Macrophage dysfunction in Psoriatic Arthritis
© Wenink et al; licensee BioMed Central Ltd. 2011
Published: 23 November 2011
The pathogenesis of Psoriatic Arthritis (PsA) remains poorly understood. The underlying chronic inflammatory immune response is thought to be triggered by unknown environmental factors and might arise due to an impaired (innate) immune function by Dendritic Cells (DCs) . Anti-inflammatory CD163+ type 2 macrophages (mf-2) are thought to have important functions in restoring immune homeostasis during an inflammatory response. Mf-2 are present in PsA synovium at high numbers. Why the immune response in PsA goes awry, despite the presence of these mf-2, is still largely undetermined.

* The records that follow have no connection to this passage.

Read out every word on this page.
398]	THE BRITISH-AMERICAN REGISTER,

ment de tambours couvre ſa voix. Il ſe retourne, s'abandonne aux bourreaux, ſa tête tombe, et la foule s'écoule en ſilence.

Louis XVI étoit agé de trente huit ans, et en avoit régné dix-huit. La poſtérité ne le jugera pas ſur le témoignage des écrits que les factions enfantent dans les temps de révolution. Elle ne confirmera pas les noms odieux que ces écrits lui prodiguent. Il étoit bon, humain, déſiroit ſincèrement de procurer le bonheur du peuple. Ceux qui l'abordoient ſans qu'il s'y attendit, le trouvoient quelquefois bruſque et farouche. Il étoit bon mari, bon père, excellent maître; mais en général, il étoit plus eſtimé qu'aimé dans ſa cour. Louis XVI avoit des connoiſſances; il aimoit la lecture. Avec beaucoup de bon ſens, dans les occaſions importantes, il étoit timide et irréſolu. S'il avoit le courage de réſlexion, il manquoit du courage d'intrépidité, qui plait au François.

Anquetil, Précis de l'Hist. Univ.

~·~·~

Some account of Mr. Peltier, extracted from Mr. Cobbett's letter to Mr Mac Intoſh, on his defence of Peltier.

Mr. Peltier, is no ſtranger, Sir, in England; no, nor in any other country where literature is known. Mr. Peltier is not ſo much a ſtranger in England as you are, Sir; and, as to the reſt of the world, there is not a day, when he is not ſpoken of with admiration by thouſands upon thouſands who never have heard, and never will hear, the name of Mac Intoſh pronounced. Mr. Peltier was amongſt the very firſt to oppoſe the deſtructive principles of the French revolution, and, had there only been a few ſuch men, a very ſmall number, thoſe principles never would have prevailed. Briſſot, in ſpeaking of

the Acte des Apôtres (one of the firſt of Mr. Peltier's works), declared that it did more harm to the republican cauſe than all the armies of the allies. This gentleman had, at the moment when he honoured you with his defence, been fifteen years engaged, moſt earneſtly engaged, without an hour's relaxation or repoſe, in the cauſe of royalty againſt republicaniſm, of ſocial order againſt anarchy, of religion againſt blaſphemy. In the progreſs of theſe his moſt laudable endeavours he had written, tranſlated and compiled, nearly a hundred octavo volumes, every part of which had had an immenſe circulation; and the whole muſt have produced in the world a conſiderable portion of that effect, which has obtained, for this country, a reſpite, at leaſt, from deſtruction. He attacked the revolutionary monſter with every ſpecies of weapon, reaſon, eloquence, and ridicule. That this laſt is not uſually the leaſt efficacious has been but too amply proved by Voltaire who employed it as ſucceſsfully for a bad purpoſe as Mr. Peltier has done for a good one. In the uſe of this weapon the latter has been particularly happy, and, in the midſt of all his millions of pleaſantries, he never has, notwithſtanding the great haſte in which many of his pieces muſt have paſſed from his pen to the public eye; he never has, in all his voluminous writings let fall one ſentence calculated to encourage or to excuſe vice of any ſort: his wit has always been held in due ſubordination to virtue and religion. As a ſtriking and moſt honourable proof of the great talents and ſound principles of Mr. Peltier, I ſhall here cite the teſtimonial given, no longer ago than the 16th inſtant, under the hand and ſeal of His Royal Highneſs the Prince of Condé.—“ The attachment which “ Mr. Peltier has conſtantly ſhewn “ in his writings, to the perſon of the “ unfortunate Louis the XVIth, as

We aimed to determine whether mf-2 from PsA patients have an aberrant phenotype thereby contributing to the chronic inflammation occurring in PsA.
Patients and methods
Mf-2 from 12 healthy controls and 12 PsA patients were analysed for their expression of various cell surface receptors as well as their cytokine production when exposed to a range of bacteria and single Toll-Like receptor (TLR) ligands. Differences between healthy control and PsA mf-2 involved in suppressing DC function were determined by stimulation assays and mixed leukocyte reactions.

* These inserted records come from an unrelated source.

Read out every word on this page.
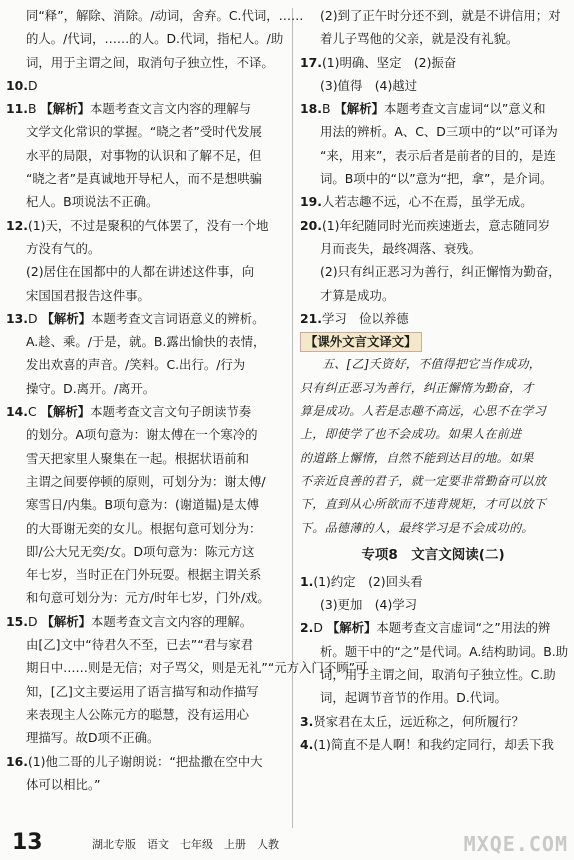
同“释”，解除、消除。/动词，舍弃。C.代词，……
的人。/代词，……的人。D.代词，指杞人。/助
词，用于主谓之间，取消句子独立性，不译。
10.D
11.B 【解析】本题考查文言文内容的理解与
文学文化常识的掌握。“晓之者”受时代发展
水平的局限，对事物的认识和了解不足，但
“晓之者”是真诚地开导杞人，而不是想哄骗
杞人。B项说法不正确。
12.(1)天，不过是聚积的气体罢了，没有一个地
方没有气的。
(2)居住在国都中的人都在讲述这件事，向
宋国国君报告这件事。
13.D 【解析】本题考查文言词语意义的辨析。
A.趁、乘。/于是，就。B.露出愉快的表情，
发出欢喜的声音。/笑料。C.出行。/行为
操守。D.离开。/离开。
14.C 【解析】本题考查文言文句子朗读节奏
的划分。A项句意为：谢太傅在一个寒冷的
雪天把家里人聚集在一起。根据状语前和
主谓之间要停顿的原则，可划分为：谢太傅/
寒雪日/内集。B项句意为：(谢道韫)是太傅
的大哥谢无奕的女儿。根据句意可划分为：
即/公大兄无奕/女。D项句意为：陈元方这
年七岁，当时正在门外玩耍。根据主谓关系
和句意可划分为：元方/时年七岁，门外/戏。
15.D 【解析】本题考查文言文内容的理解。
由[乙]文中“待君久不至，已去”“君与家君
期日中……则是无信；对子骂父，则是无礼”“元方入门不顾”可
知，[乙]文主要运用了语言描写和动作描写
来表现主人公陈元方的聪慧，没有运用心
理描写。故D项不正确。
16.(1)他二哥的儿子谢朗说：“把盐撒在空中大
体可以相比。”
(2)到了正午时分还不到，就是不讲信用；对
着儿子骂他的父亲，就是没有礼貌。
17.(1)明确、坚定　(2)振奋
(3)值得　(4)越过
18.B 【解析】本题考查文言虚词“以”意义和
用法的辨析。A、C、D三项中的“以”可译为
“来，用来”，表示后者是前者的目的，是连
词。B项中的“以”意为“把，拿”，是介词。
19.人若志趣不远，心不在焉，虽学无成。
20.(1)年纪随同时光而疾速逝去，意志随同岁
月而丧失，最终凋落、衰残。
(2)只有纠正恶习为善行，纠正懈惰为勤奋，
才算是成功。
21.学习　俭以养德
【课外文言文译文】
五、[乙]夭资好，不值得把它当作成功，
只有纠正恶习为善行，纠正懈惰为勤奋，才
算是成功。人若是志趣不高远，心思不在学习
上，即使学了也不会成功。如果人在前进
的道路上懈惰，自然不能到达目的地。如果
不亲近良善的君子，就一定要非常勤奋可以放
下，直到从心所欲而不违背规矩，才可以放下
下。品德薄的人，最终学习是不会成功的。
专项8　文言文阅读(二)
1.(1)约定　(2)回头看
(3)更加　(4)学习
2.D 【解析】本题考查文言虚词“之”用法的辨
析。题干中的“之”是代词。A.结构助词。B.助
词，用于主谓之间，取消句子独立性。C.助
词，起调节音节的作用。D.代词。
3.贤家君在太丘，远近称之，何所履行？
4.(1)简直不是人啊！和我约定同行，却丢下我
13	湖北专版　语文　七年级　上册　人教	MXQE.COM
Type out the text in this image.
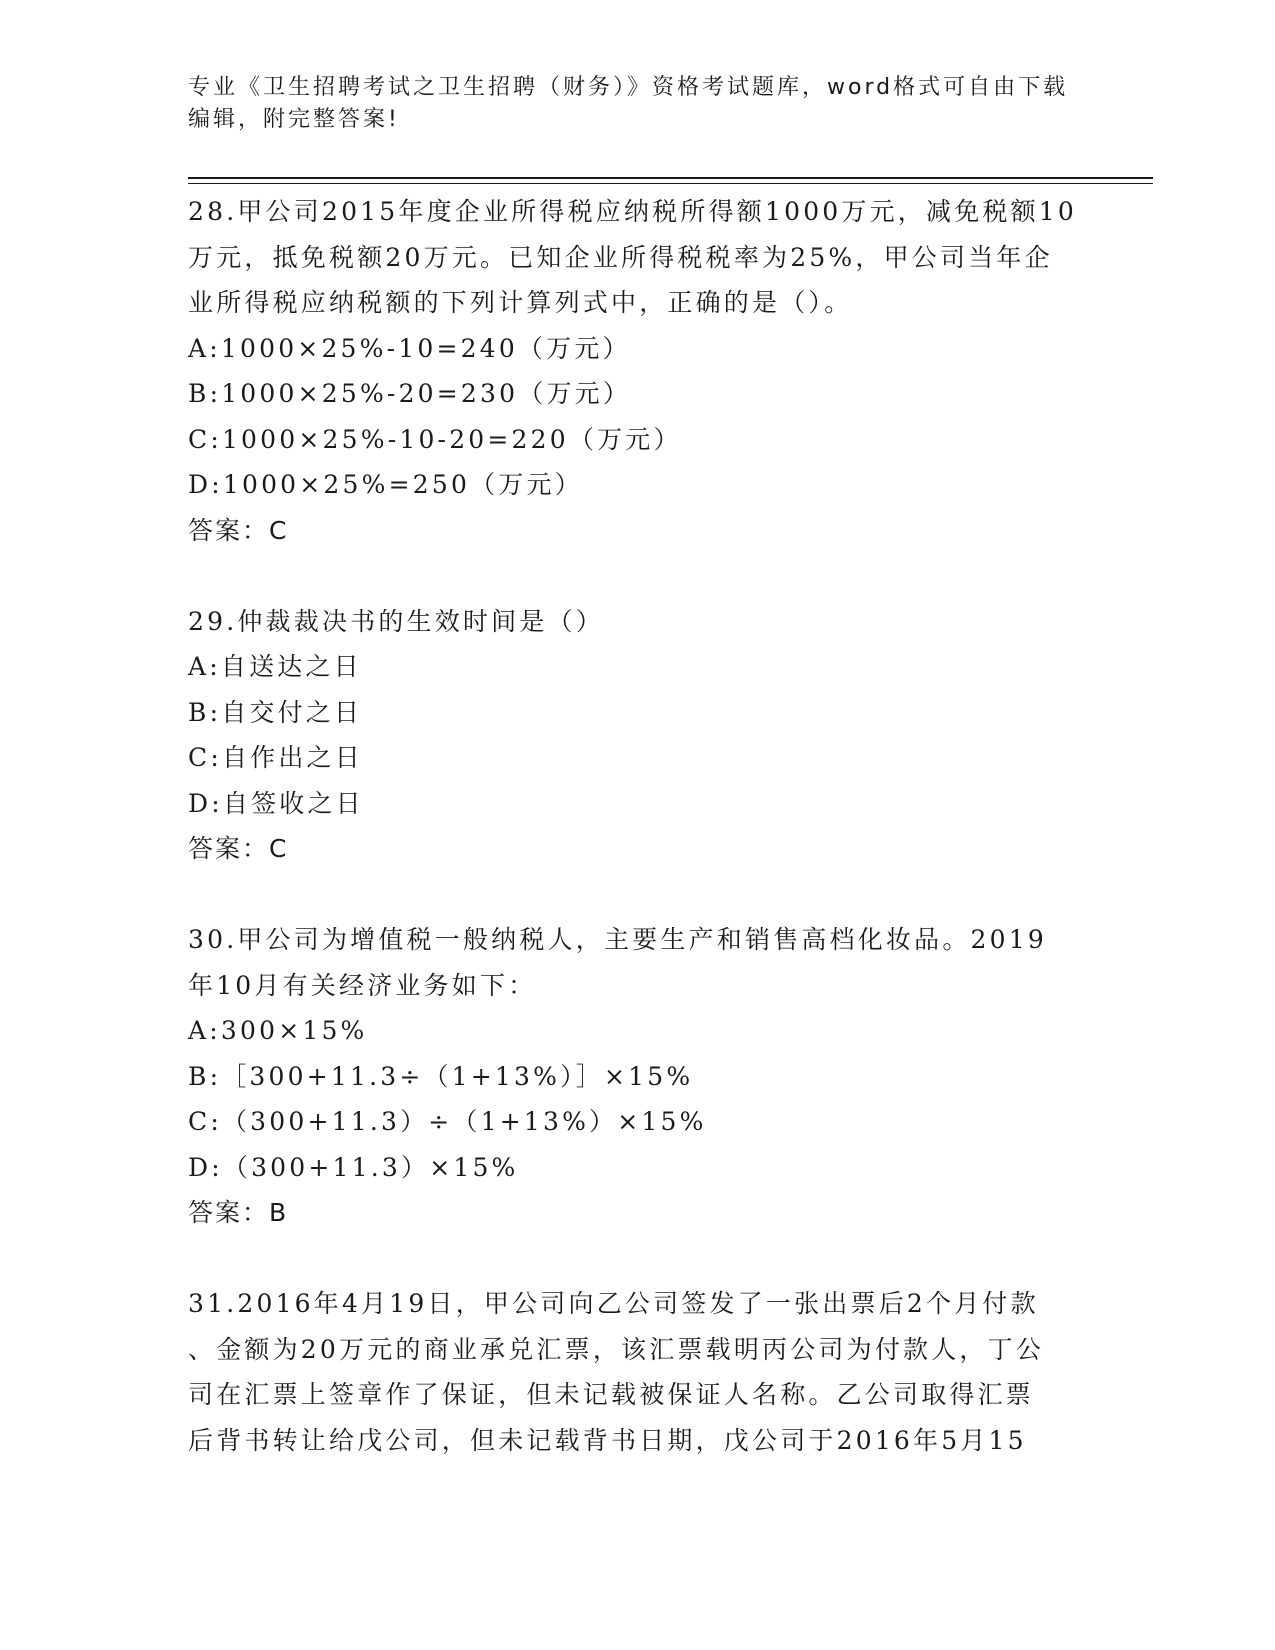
专业《卫生招聘考试之卫生招聘（财务）》资格考试题库，word格式可自由下载
编辑，附完整答案!
28.甲公司2015年度企业所得税应纳税所得额1000万元，减免税额10
万元，抵免税额20万元。已知企业所得税税率为25%，甲公司当年企
业所得税应纳税额的下列计算列式中，正确的是（）。
A:1000×25%-10=240（万元）
B:1000×25%-20=230（万元）
C:1000×25%-10-20=220（万元）
D:1000×25%=250（万元）
答案：C
29.仲裁裁决书的生效时间是（）
A:自送达之日
B:自交付之日
C:自作出之日
D:自签收之日
答案：C
30.甲公司为增值税一般纳税人，主要生产和销售高档化妆品。2019
年10月有关经济业务如下：
A:300×15%
B:［300+11.3÷（1+13%）］×15%
C:（300+11.3）÷（1+13%）×15%
D:（300+11.3）×15%
答案：B
31.2016年4月19日，甲公司向乙公司签发了一张出票后2个月付款
、金额为20万元的商业承兑汇票，该汇票载明丙公司为付款人，丁公
司在汇票上签章作了保证，但未记载被保证人名称。乙公司取得汇票
后背书转让给戊公司，但未记载背书日期，戊公司于2016年5月15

CCR5 was significantly increased on mf-2 from PsA patients compared to healthy controls while the expression of CCR1, TLR2, TLR4 and CD14 was unaltered. Further research revealed that PsA mf-2 secreted more IL-6 upon incubation with heat-killed Escherichia coli and E. coli lipopolysaccharide and were less efficient in phagocytosing E. coli. The production of TNFα and IL-10 was equivalent between the groups. The production of cytokines was equal between PsA and healthy control mf-2 upon the stimulation with M. tuberculosis, P. gingivalis or TLR2 or TLR7/8 ligands. In addition, PsA mf-2 were less capable of suppressing cytokine production by DCs compared to mf-2 from healthy controls. Further reflecting their disordered function was the finding that in T cell assays PsA mf-2 are less capable of suppressing DC induced IL-17 and TNFα production by T cells.
Anti-inflammatory CD163+ mf-2 from PsA patients have a clearly aberrant phenotype. This implicates mf-2 as an important defective cell type in PsA facilitating chronic inflammation instead of exerting their normal function of restoring immune homeostasis.